I remember that fxp data are represented as a 64bit data during transfer
process form FPGA to RT, and it will have quite a overhead at RT.
So, avoid fxp in FIFO is always a good idea.
I checked in with the FPGA devs and they confirmed that older PCI devices we recommended bit packing for bus width. But on our newer targets for whatever data type your select (multiple of 8bits) we'll implement a different dma engine to push the data back and forth to the host. We thought there shouldn't be significant difference in throughput but didn't have a benchmark on hand (24 bits will of course scale to 32 so throughput will hinder with awkward data types).
Please take a look into our help for overcoming the memory manager with LVFPGA.
Thank you very much for your information.
DMA is designed to avoid unnecessary memory copy, but RT seems waste some
of the adventures. However FIFO did help resolve interrupt issue.
Now its clearer for me that RT performance is much of a memory manage
issue, maybe that can give me a hint someday when I need extra performance.
For FPGA, I did discuss bit packing for bus width with Xilinx. Remember FPGA FIFO DMA is very different from the ARM processor FIFO DMA. Xilinx indicated that there is a performance benefit (i.e. fully utilising DMA channel bus width and improved DDR performance) but most users are unlikely to see any difference because the ARM processor dominates performance.
For LabVIEW Real-Time, I found the best data throughput was using one loop containing DMA FIFO read and associated data logging/processing. I use an interrupt to block/unblock reads from using a large real-time DMA FIFO buffer,
Element Packing - There is considerable benefit in packing multiple data elements together for real-time FIFO DMA reads. It reduces the frequency of read returning data (and associated memory management and memory copies) which gives noticable performance improvements. This may be needed by the rest of your application for optimal data throughput (e.g. USB and network performance improves when moving large amounts of data).
Polling - It appears LabVIEW Real-Time FIFO DMA read is implemented by polling underlying hardware (rather than blocking until an interrupt is raised). A useful reducing in ARM processor load can be gained by implementing an interrupt to block the real-time loop (FPGA raises interrupt after putting an amount of data into its FIFO DMA).
Kyle - I did ask whether memory regions would help in my NI support request. The answer was no - but I tried it anyway. The end result was ARM processor load increased and data throughput reduced. I never got any explanation for why. NI feedback was for high throughput disable VI debug (significant improvement), use one loop to avoid queues between loops (all NI queues/FIFOs use memory copies - no ability to just move pointers) and use normal loops with blocking interrupt (real-time loops are slower).

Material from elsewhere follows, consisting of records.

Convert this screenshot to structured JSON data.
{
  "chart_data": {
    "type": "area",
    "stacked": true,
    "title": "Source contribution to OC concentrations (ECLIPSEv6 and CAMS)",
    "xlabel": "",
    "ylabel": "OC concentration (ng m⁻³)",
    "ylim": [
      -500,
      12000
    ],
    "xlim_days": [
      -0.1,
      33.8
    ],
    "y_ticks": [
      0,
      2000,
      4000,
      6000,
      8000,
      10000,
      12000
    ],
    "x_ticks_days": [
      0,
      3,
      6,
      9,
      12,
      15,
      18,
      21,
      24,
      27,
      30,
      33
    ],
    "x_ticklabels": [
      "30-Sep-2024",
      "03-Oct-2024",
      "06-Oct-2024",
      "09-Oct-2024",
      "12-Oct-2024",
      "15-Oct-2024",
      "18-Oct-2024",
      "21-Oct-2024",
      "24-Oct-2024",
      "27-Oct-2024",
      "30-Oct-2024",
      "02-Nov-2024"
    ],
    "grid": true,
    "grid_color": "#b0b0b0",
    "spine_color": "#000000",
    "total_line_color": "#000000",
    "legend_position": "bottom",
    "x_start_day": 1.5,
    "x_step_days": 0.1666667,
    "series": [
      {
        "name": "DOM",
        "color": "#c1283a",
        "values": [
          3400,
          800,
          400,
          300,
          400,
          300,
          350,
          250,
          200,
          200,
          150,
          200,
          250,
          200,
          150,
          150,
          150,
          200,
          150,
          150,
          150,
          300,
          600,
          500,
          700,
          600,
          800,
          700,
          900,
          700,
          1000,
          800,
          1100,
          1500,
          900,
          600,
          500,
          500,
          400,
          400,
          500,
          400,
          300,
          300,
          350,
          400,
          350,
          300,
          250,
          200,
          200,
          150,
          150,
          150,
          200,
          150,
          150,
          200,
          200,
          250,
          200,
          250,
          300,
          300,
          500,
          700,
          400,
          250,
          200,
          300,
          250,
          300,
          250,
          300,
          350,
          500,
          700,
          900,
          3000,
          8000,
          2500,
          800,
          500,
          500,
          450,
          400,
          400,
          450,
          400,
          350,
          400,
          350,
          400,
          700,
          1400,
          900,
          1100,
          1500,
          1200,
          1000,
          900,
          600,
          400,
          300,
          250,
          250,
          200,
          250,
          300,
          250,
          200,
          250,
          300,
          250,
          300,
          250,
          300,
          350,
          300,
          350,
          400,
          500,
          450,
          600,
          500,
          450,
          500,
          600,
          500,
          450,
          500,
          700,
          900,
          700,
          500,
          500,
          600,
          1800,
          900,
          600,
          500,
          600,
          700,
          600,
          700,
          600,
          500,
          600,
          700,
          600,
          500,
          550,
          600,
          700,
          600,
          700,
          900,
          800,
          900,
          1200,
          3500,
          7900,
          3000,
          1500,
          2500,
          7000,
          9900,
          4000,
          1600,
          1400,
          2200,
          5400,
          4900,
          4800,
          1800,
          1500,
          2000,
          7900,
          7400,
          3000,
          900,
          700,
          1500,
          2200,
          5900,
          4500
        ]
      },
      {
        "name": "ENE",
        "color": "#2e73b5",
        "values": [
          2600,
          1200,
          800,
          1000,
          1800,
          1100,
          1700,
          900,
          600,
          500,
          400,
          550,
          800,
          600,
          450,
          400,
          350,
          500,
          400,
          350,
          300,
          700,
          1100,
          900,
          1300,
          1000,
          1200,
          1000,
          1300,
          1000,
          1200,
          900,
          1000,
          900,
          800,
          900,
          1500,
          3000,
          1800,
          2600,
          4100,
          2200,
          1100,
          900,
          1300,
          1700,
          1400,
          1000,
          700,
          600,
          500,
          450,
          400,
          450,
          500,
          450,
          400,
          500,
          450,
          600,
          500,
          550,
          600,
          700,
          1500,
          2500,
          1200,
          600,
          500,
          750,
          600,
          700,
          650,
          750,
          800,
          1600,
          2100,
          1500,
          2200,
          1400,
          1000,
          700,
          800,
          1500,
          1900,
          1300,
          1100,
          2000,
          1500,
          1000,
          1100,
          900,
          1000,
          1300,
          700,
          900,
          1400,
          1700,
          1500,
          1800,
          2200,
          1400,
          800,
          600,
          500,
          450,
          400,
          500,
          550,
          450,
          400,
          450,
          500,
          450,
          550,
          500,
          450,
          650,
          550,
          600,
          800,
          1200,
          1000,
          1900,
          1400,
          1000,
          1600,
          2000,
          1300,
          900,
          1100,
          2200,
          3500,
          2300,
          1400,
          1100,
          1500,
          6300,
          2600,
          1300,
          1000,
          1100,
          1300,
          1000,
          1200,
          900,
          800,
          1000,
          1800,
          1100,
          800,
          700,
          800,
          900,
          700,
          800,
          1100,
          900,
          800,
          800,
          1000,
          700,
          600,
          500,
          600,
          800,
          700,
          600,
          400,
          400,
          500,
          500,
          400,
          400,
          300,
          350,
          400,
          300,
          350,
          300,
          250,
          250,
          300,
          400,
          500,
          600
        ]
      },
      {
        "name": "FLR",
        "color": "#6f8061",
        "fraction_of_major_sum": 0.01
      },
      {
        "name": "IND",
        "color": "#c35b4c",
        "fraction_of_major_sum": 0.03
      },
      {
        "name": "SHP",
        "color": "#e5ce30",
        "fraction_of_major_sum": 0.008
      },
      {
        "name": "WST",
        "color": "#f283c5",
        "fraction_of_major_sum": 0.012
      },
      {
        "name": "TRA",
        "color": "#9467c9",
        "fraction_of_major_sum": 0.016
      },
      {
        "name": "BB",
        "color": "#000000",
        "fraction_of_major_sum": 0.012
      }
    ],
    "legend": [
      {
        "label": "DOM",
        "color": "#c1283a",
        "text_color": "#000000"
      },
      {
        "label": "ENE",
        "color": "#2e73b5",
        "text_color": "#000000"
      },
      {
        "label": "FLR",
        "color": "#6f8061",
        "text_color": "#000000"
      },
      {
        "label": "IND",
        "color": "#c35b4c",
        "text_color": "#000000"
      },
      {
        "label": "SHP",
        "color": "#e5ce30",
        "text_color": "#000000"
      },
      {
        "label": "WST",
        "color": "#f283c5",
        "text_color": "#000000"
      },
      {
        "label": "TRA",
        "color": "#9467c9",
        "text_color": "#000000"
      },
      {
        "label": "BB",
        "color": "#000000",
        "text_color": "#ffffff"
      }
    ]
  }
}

Would you mind posting or sending your benchmark code for regular DMA and zero Copy and I'll take a look? Your reads will typically have to be very large to benefit from zero copy as well.
Just to add a some specifics to that. The Acquire Region calls have higher overhead than the Read/Write functions, mostly due to some extra locking that they require. As a result, the access size has to be large enough that the timed saved by removing a copy exceeds the extra function call overhead. I don't have any numbers handy for where the crossover point is on a Zynq target, but I know on PXIe targets like the 8135 and 8133 we've measured it in the 50 - 70 kB per read range.
In general, with both APIs, reading a larger amount of data at a time will improve throughput.
I'd also be interested in seeing your benchmark code.
I just did a benchmark on a cRIO 9068, I think it have the same core and memory like 9607/9651, the results says something.
You can stream about two 16bit 80Msps AD from FPGA to RT (didn't consider any postprocessor), or four 8bit 80M AD data, so the bandwidth would be: 2.56Gbps or 320MBps.
RIO Driver 15.0
FIFO: U16, pack two element while writing, depth 131071 elements
9068: firmware 3.0
With this configuration, RT can read all these data, anyway, we are talking about the bandwidth here.
the same code cannot last for two or three loops at RT if we set the SCTL clock to 83.33Mhz
I'm working on a project where we plan to take in 16bit data through some ADC chips at a 100MHz and stream it to the PC as fast as possible over ethernet.
I'm trying to tackle a project in a similar manner with the SOM and I was wondering if any of you have some example code to share which you have used to put the SOM through its paces.
The width of the AXI bus on Zynq is 64 bits, but that is handled transparently, so you shouldn't have to worry about that. The DMA Engine also handles the coalescing and bursting so you shouldn't have to worry about that either. Data is packed efficiently on the FPGA because there is no alignment requirements. It is sent through the DMA engine and LV FPGA (SW) has to unpack it. So any changes in performance from different data types is probably related to the RT doing the packing and unpacking (because again, it's CPU bound). I'm not sure why different data types can be packed or unpacked more efficiently (I'm not in LV FPGA) but If I was to guess which data types are easiest to pack and unpack, I would guess 32-bit data types. If you use the C API, you might be able to bypass it.
Host Memory Buffer wasn't optimized for throughput but it can hit 30MB/s and there is no flow control, so there's zero CPU usage for the transfer. So that's another option.